Douglas Daveta

Rugby union career
- Position(s): Fly-half, Full-back

Senior career
- Years: Team / Apps / (Points)
- RFMF
- Malolo

National sevens team
- Years: Team /  / Comps
- 2026-: Fiji 7s

= Douglas Daveta =

Fiji rugby sevens player

Douglas Daveta is a Fijian rugby union player. He plays for the Fiji national rugby sevens team.

==Career==
A serving member of the Republic of Fiji Military Forces, in November 2025, Daveta played for the Republic of Fiji Military Forces (RFMF) at No.10 as they reached the final of the Vodafone Ratu Sukuna Bowl, but lost 10-26 to three-times defending champions Police at Labasa’s Subrail Park. He also played in 2025 as Malolo won the Skipper Cup with a win over Naitasiri.
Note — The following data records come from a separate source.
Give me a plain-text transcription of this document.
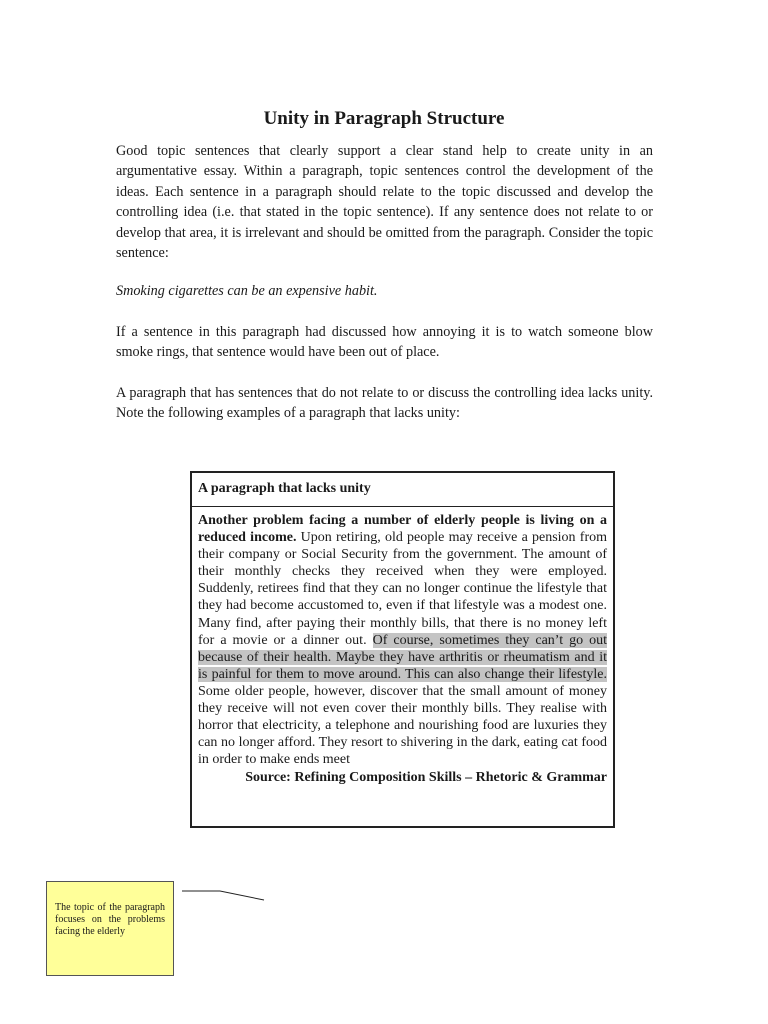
Unity in Paragraph Structure
Good topic sentences that clearly support a clear stand help to create unity in an argumentative essay. Within a paragraph, topic sentences control the development of the ideas. Each sentence in a paragraph should relate to the topic discussed and develop the controlling idea (i.e. that stated in the topic sentence). If any sentence does not relate to or develop that area, it is irrelevant and should be omitted from the paragraph. Consider the topic sentence:
Smoking cigarettes can be an expensive habit.
If a sentence in this paragraph had discussed how annoying it is to watch someone blow smoke rings, that sentence would have been out of place.
A paragraph that has sentences that do not relate to or discuss the controlling idea lacks unity. Note the following examples of a paragraph that lacks unity:
A paragraph that lacks unity
Another problem facing a number of elderly people is living on a reduced income. Upon retiring, old people may receive a pension from their company or Social Security from the government. The amount of their monthly checks they received when they were employed. Suddenly, retirees find that they can no longer continue the lifestyle that they had become accustomed to, even if that lifestyle was a modest one. Many find, after paying their monthly bills, that there is no money left for a movie or a dinner out. Of course, sometimes they can’t go out because of their health. Maybe they have arthritis or rheumatism and it is painful for them to move around. This can also change their lifestyle. Some older people, however, discover that the small amount of money they receive will not even cover their monthly bills. They realise with horror that electricity, a telephone and nourishing food are luxuries they can no longer afford. They resort to shivering in the dark, eating cat food in order to make ends meet
Source: Refining Composition Skills – Rhetoric & Grammar
The topic of the paragraph focuses on the problems facing the elderly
He can also play at full-back.

Having played for the Fiji Warriors, Daveta made his debut for the Senior Fiji national rugby sevens team playing and impressing in the 2025-26 SVNS. He was part of the winning Fiji side’s victory on debut at the 2026 Singapore Sevens in January 2026. Daveta also impressed in the final tournament of the regular season in New York at the 2026 USA Sevens, scoring 21 points across the weekend, including a hat-trick of tries against Spain to help set-up a semi-final versus Australia.